[sword-devel] swld.cpp at line 111 - is this a bug?

TS outofthecube at icloud.com
Thu Oct 13 11:28:32 MST 2016

     Thank you all for your replies and confirmation. I will use the delete with the square brackets.

     I also had already looked at the Sword++ code and saw that it had the brackets which suggested to me that it was correct that something should be there.
     I had some confusion because in Apple's ObjC framework, they also have a "new" function and Xcode was directing me to it when I was asking it to show me where "new" came.(The "new" use to created the variable which needed delete[]). As a result, I was uncertain as to how Xcode was implementing the code. I think though that it may be an error for Xcode to be directing me to the Cocoa definition of "new" since the file has the "cpp" file extension and so Xcode should know to expect c++ code. Also, "new" isn't being applied here in the code as a proper objective-c method call (I don't think?), so I'm thinking that it's being compiled as the "new" from the c++ library.

Thanks again,    

On Oct 12, 2016, at 05:16 AM, DM Smith <dmsmith at crosswire.org> wrote:

On Oct 12, 2016, at 3:22 AM, Jaak Ristioja <jaak at ristioja.ee> wrote:
On 12.10.2016 10:02, Manfred Bergmann wrote:

Am 12.10.2016 um 08:57 schrieb Jaak Ristioja <jaak at ristioja.ee>:

On 12.10.2016 09:37, Manfred Bergmann wrote:
On 12.10.2016 01:08, TS wrote:
Xcode was warning me that in PocketSword's Sword framework, swld.cpp at
line 111 with

"delete buf;"
may be wrong and it should perhaps be

"delete[] buf;"
instead. Is this correct? I looked at the code and I think Xcode is
correct in that the variable is an array and needs the brackets to
delete properly.

Yes, Xcode has it correct. It should be `delete[] buf;`. This was also
fixed in Sword++ in March.

Despite the warning, would but not be deleted completely?
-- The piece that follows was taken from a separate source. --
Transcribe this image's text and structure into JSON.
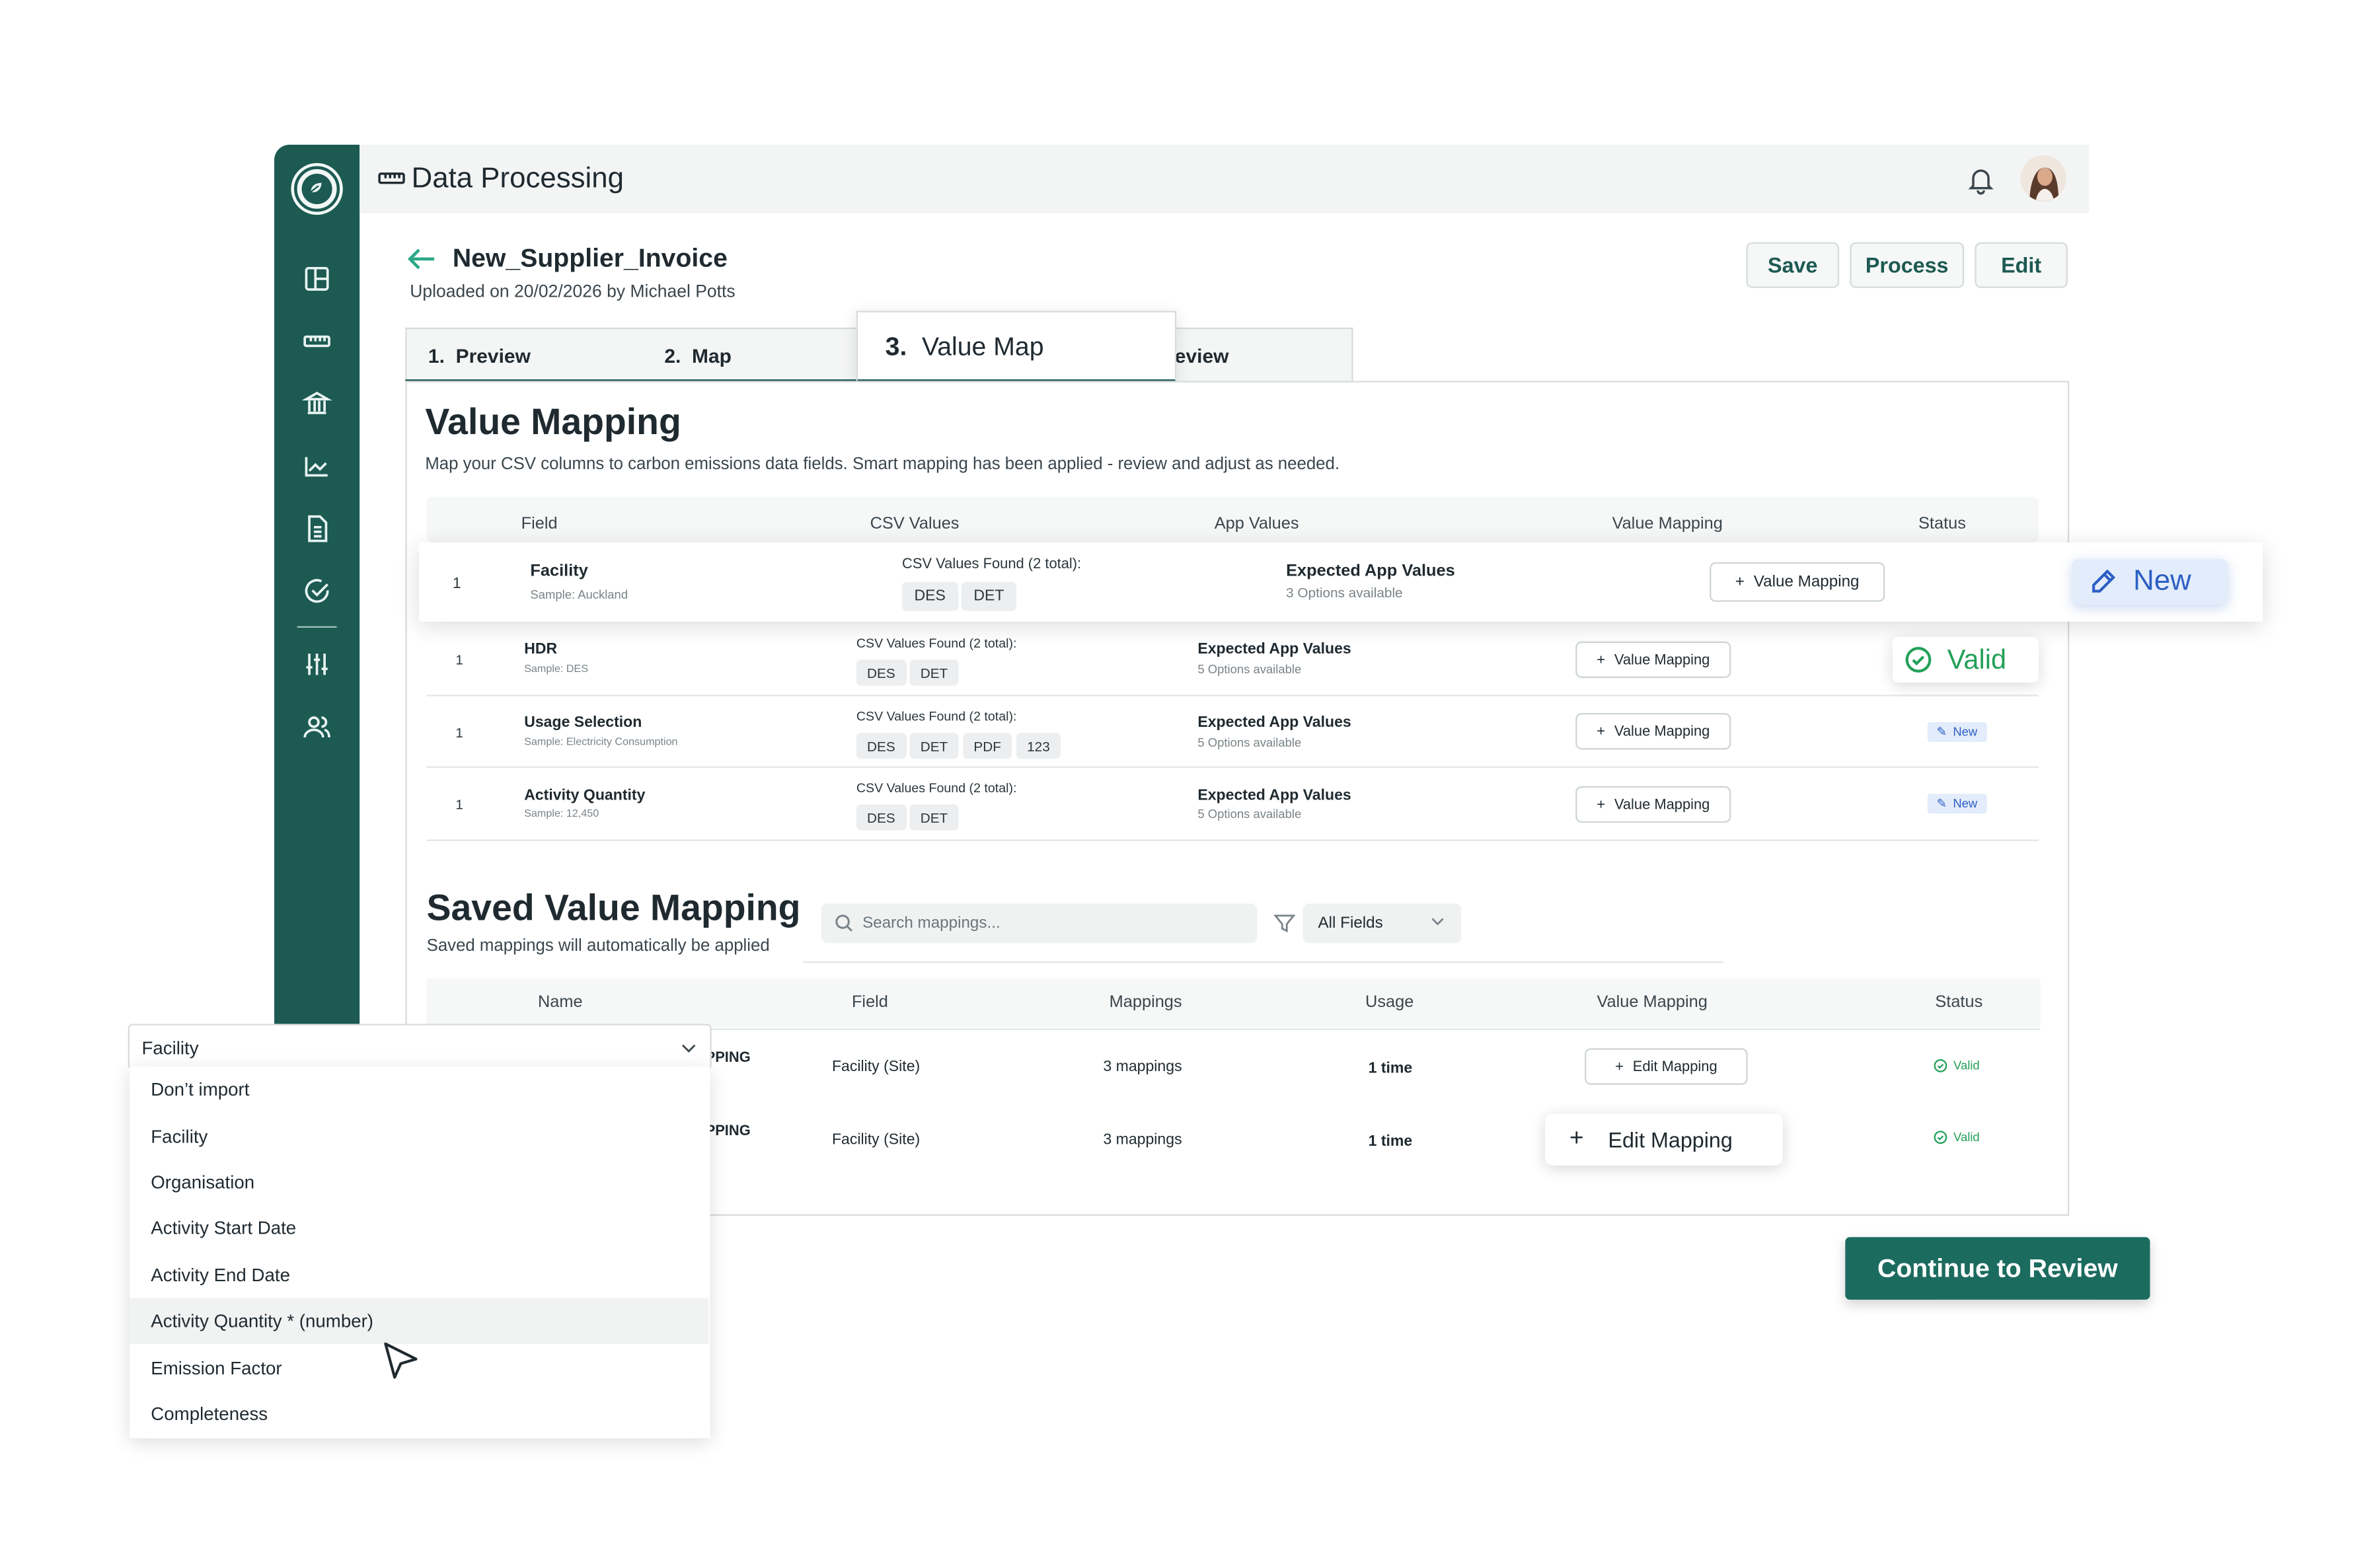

It is undefined behavior, as stated by § in C++11. However, the
C++ draft at https://github.com/cplusplus/draft doesn't have this
wording since e51a2152 [1] for some reason.

Yeah, don’t get me wrong. It should be corrected.
But is it indeed a memory leak or does the runtime still collect and destroy all array elements?
Depends on the runtime probably.

It is undefined behavior (see http://stackoverflow.com/q/2397984/3919155
). So as far as the C++ standard is concerned, this might yield
different behavior depending on the toolchain, the runtime, the
environment or the phase of the moon... There are also no defined bounds
to what may happen: it may leak, crash, hang, corrupt memory, whatever...


If I recall delete without the brackets will delete the object. That is the array. When called with the brackets will call delete on the elements in the array. In some cases the semantic difference does not matter, such as an array of char or int. I didn’t look at the code to see if it mattered here.